Volvamos a Gran Bretaña. Que gobernara el histórico partido de la clase trabajadora no impidió que, cuando este decidió ser cómplice de la invasión a Irak, las bases militantes de la izquierda se activaran en un inmenso movimiento contra la guerra. Después de la crisis financiera de 2008 y el recrudecimiento de las políticas de recorte, se sumaron nuevas capas de militancias no subordinadas al centrismo laborista, una vez más lideradas por estudiantes críticos de la mercantilización de la educación. Toda una intelectualidad crítica floreció en esos años, en el encuentro entre los veteranos de la New Left de los 70 y los jóvenes radicales. Una de las tendencias que tomó consistencia en esos años fue el aceleracionismo de izquierda: un socialismo fundamentado en el pensamiento cibernético que propone un círculo virtuoso entre automatización y emancipación, un prometeísmo que ve, al final del camino, un comunismo totalmente automatizado. Mark Fisher, Nick Srineck, Graham Jones, Rodrigo Nunes fueron algunos de los pensadores que salieron de diferentes versiones de esa corriente. La idea de realismo capitalista, la más famosa de Fisher, fue creada justamente como una crítica a la mediocridad cínica de la Gran Bretaña de Blair.
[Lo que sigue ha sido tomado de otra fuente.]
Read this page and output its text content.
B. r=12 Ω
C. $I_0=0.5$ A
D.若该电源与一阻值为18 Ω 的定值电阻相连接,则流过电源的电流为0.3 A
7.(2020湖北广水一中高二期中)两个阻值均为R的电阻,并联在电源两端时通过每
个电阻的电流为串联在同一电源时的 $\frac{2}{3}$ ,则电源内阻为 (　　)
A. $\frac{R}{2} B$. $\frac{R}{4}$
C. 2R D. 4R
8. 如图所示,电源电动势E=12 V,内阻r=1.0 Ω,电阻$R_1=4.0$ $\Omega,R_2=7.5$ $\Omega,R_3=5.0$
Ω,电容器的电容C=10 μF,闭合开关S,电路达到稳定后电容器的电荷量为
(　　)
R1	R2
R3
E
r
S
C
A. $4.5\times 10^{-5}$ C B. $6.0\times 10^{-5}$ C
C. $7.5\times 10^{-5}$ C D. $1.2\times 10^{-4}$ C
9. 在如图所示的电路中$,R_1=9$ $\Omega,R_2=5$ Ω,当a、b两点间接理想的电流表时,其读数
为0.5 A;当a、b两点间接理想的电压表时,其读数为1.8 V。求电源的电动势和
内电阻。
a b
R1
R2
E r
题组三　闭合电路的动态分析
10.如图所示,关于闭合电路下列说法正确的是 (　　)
En estos dos países que se destacaban en el mundo por la extrema derechización de sus partidos de izquierda institucionales, se empezaban a formar izquierdas abiertamente postprogresistas. Sin embargo, en el marco de sistemas políticos bipartidistas muy consolidados, no era evidente cómo estas nuevas izquierdas iban a ser capaces de insertarse en el campo político.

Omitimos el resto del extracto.